According to CNN, the internet now has 340 trillion trillion trillion addresses or, as the guys from the Big Bang Theory would say, 340 undecillion. I'm pretty sure that half of those sites are up and coming whisky bloggers (ha!). There's been a huge explosion of food and booze-related websites over the past few years, mainly due to the huge explosion of interest in food and booze! People love talking about booze, almost as much as we love gossiping about the lives of celebrities. Collecting has a become a serious hobby and in order to keep one's collection spotless, we want to know which bottles to buy and which to avoid. Like Rolling Stone rates new records or Entertainment Weekly grades upcoming films, there are a number of different systems in place for ranking the quality of various whiskies – the 100 point system, five stars, A through F, etc. As a retailer, we refrain from using any of these rankings because we don't want to get in the habit of saying we have good and bad inventory – obviously, we're here to sell all of it (our wine buyers will definitely let you know, however, when another publication has favorably reviewed one of our products). Just because we're in the business of selling booze doesn't mean that we can't give our opinion about the various selections. I love reviewing, writing, talking, and thinking about whisky. Personally, I don't avoid ranking systems because I'm a retailer, I avoid them because I genuinely dislike them.

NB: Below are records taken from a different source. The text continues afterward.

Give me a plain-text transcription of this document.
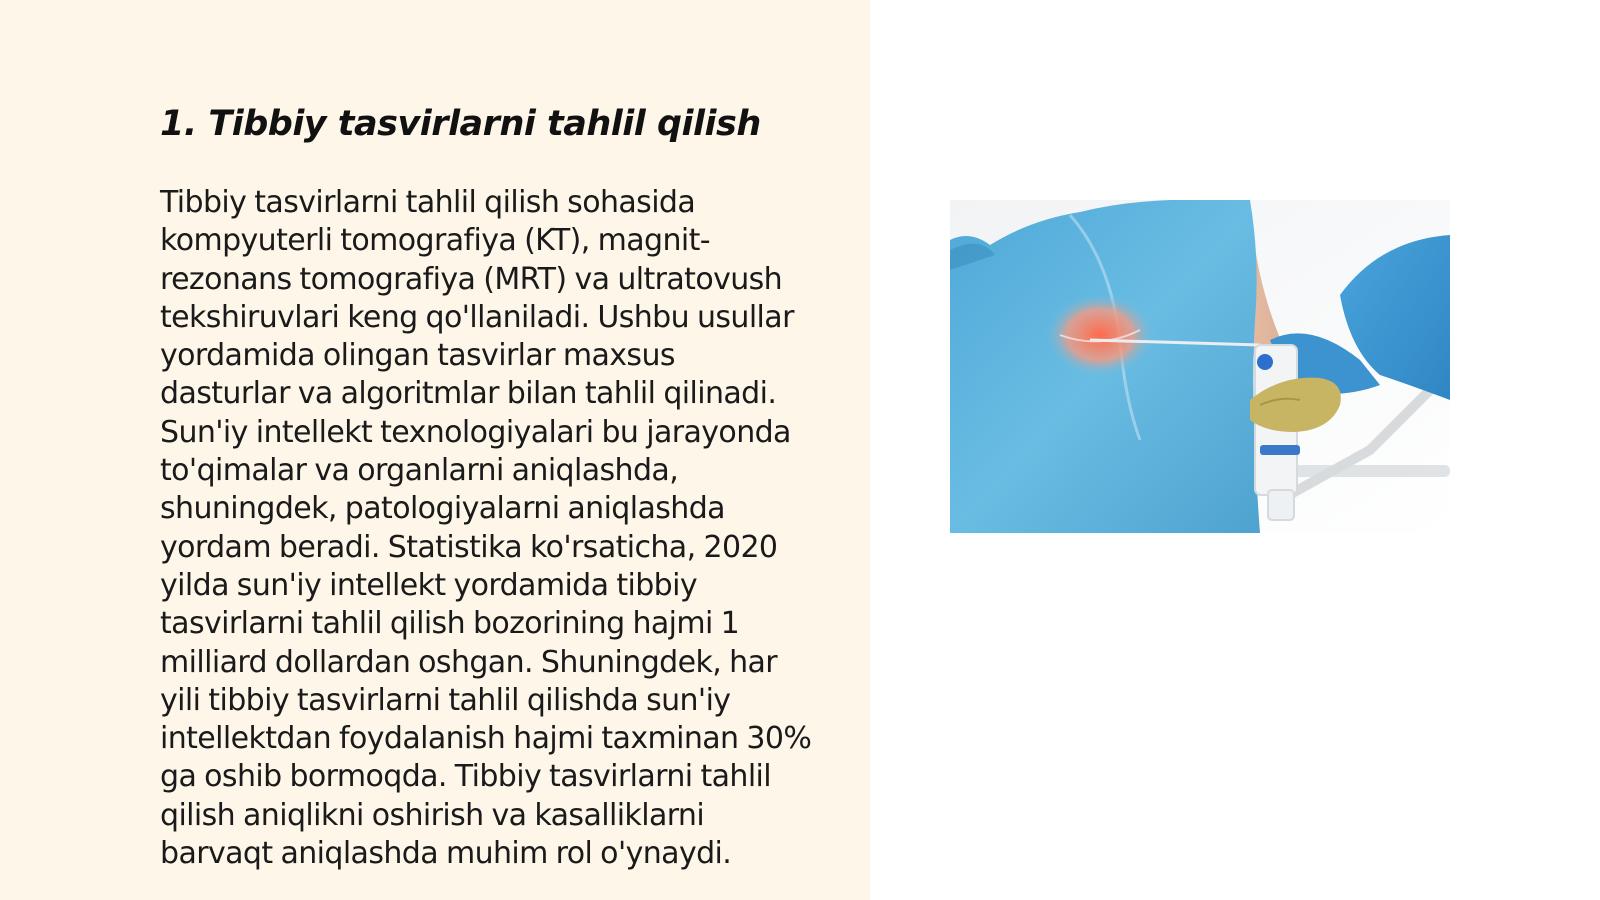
1. Tibbiy tasvirlarni tahlil qilish

Tibbiy tasvirlarni tahlil qilish sohasida
kompyuterli tomografiya (KT), magnit-
rezonans tomografiya (MRT) va ultratovush
tekshiruvlari keng qo'llaniladi. Ushbu usullar
yordamida olingan tasvirlar maxsus
dasturlar va algoritmlar bilan tahlil qilinadi.
Sun'iy intellekt texnologiyalari bu jarayonda
to'qimalar va organlarni aniqlashda,
shuningdek, patologiyalarni aniqlashda
yordam beradi. Statistika ko'rsaticha, 2020
yilda sun'iy intellekt yordamida tibbiy
tasvirlarni tahlil qilish bozorining hajmi 1
milliard dollardan oshgan. Shuningdek, har
yili tibbiy tasvirlarni tahlil qilishda sun'iy
intellektdan foydalanish hajmi taxminan 30%
ga oshib bormoqda. Tibbiy tasvirlarni tahlil
qilish aniqlikni oshirish va kasalliklarni
barvaqt aniqlashda muhim rol o'ynaydi.
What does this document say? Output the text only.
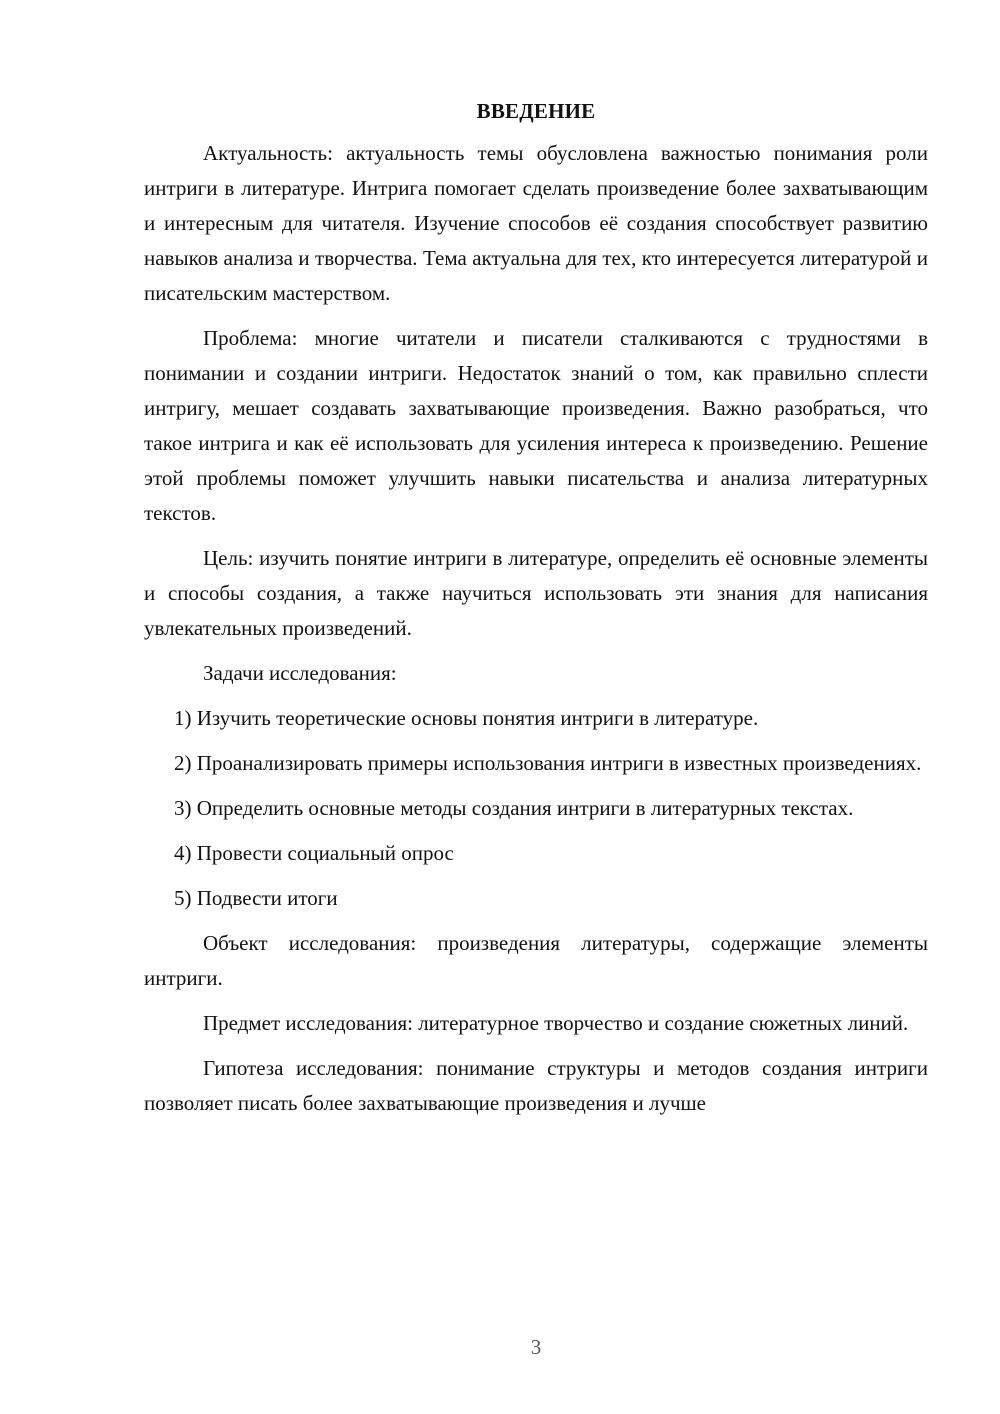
ВВЕДЕНИЕ

Актуальность: актуальность темы обусловлена важностью понимания роли интриги в литературе. Интрига помогает сделать произведение более захватывающим и интересным для читателя. Изучение способов её создания способствует развитию навыков анализа и творчества. Тема актуальна для тех, кто интересуется литературой и писательским мастерством.

Проблема: многие читатели и писатели сталкиваются с трудностями в понимании и создании интриги. Недостаток знаний о том, как правильно сплести интригу, мешает создавать захватывающие произведения. Важно разобраться, что такое интрига и как её использовать для усиления интереса к произведению. Решение этой проблемы поможет улучшить навыки писательства и анализа литературных текстов.

Цель: изучить понятие интриги в литературе, определить её основные элементы и способы создания, а также научиться использовать эти знания для написания увлекательных произведений.

Задачи исследования:

1) Изучить теоретические основы понятия интриги в литературе.

2) Проанализировать примеры использования интриги в известных произведениях.

3) Определить основные методы создания интриги в литературных текстах.

4) Провести социальный опрос

5) Подвести итоги

Объект исследования: произведения литературы, содержащие элементы интриги.

Предмет исследования: литературное творчество и создание сюжетных линий.

Гипотеза исследования: понимание структуры и методов создания интриги позволяет писать более захватывающие произведения и лучше

3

If I could get back the money I paid to go see a bad "four star" movie from Leonard Maltin or to purchase a terrible 9+ point album from Pitchfork.com, I would feel better about rating systems. Inevitably, rankings come down to personal opinion and scores based on personal interpretation of a sometimes personal scoring apparatus. There's nothing wrong with using a scoring system for yourself, or to share with friends and other hobbyists, but when people start spending money based on these ratings, there's simply too much that can go wrong. I'm trying to avoid going off on a completely different tangent here, so let's just say that I don't feel personal rankings help consumers make educated decisions about purchasing. They may help spark an interest or curiousness in tasting a particular malt, but they don't always put things into context. There's one question that needs to be answered before making a purchase above all and it rarely, if ever, gets addressed in most widely-read whisky reviews: Why would someone want to own this whisky?
There are many fantastic single malts available on the market right now. Few of us own every one of them. Even if we could afford it, would we really want to possess every single expression known to man? There are at least fifty whiskies, just on the Redwood City shelf alone, that I absolutely adore. Want to know how many of those I actually own? Five. While the other forty-five are, in my opinion, of the highest possible quality, flavor, character, and value, I have no desire to actually bring them home and drink them when I'm feeling thirsty. The point I'm trying to make is that whisky needs to be more than just 90 points for me to buy it. I'm not saying it needs to be 91 or better (ha ha), I'm saying that something on top of quality, flavor, and price needs to speak to me.
Yesterday, I called Kilchoman's Machir Bay my favorite single malt of 2012 so far, to which one can attach some sort of numeric value or rating if they so choose. However, I don't want anyone out there to purchase that whisky simply because I like it. That's not a very good reason for buying anything. Sure, I taste a lot of whisky for a living, but I may like whisky that you don't, or vice versa. Therefore, what can I tell you about the Kilchoman Machir Bay that will help you make a decision? Everyone knows tasting notes are dull and boring, so cross those off the list. Everyone knows I'm enthusiastic and prone to hyperbole, so cross excitement off the list. How about the fact that the Machir Bay tastes kind of like "Bruichladdich meets Lagavulin." Maybe someone out there loves both of those distilleries and is interested in the idea of trying something similar. Context – that always helps. How about some information about the distillery? Maybe because this is Kilchoman's first "affordable" release and it's a chance for someone to get a feel for the style without dropping a hundred bucks. Maybe because this is a five year old whisky that tastes better than many twelve year old malts, or maybe because someone likes the idea of supporting the little guy. Perhaps those are interesting reasons to consider taking this bottle home.
In the end, I purchased a bottle of Machir Bay because it's delicious and I absolutely love it. However, as I said earlier, taste is just step one for me. After accounting for flavor, I need a reason to believe in a whisky. I purchased the Compass Box Flaming Heart last year because John Glaser's approach to blending fascinates me and this was his homage to peated Brora. I grabbed a bottle of the Ardbeg Day last week because the idea of an Ardbeg malt with extra sherry maturation really intrigued me. I always have a bottle of Springbank on hand because they're a distillery that still handles every step of production and for some reason that makes it taste better in my glass. The Machir Bay came home yesterday with me because I can't wait to pour it next to a glass of Lagavulin 16 and then make all my friends do a blind tasting.
In the end, maybe I'm the crazy one for believing there's more to a whisky than just flavor. However, I can't help but think that knowing something about what makes a particular whisky special helps it to taste better. Giving a whisky 95 points or five stars doesn't make it special because that's just one person's opinion. There are still objective elements to whisky. As a retailer, it's my job to help you find which of those are important to you.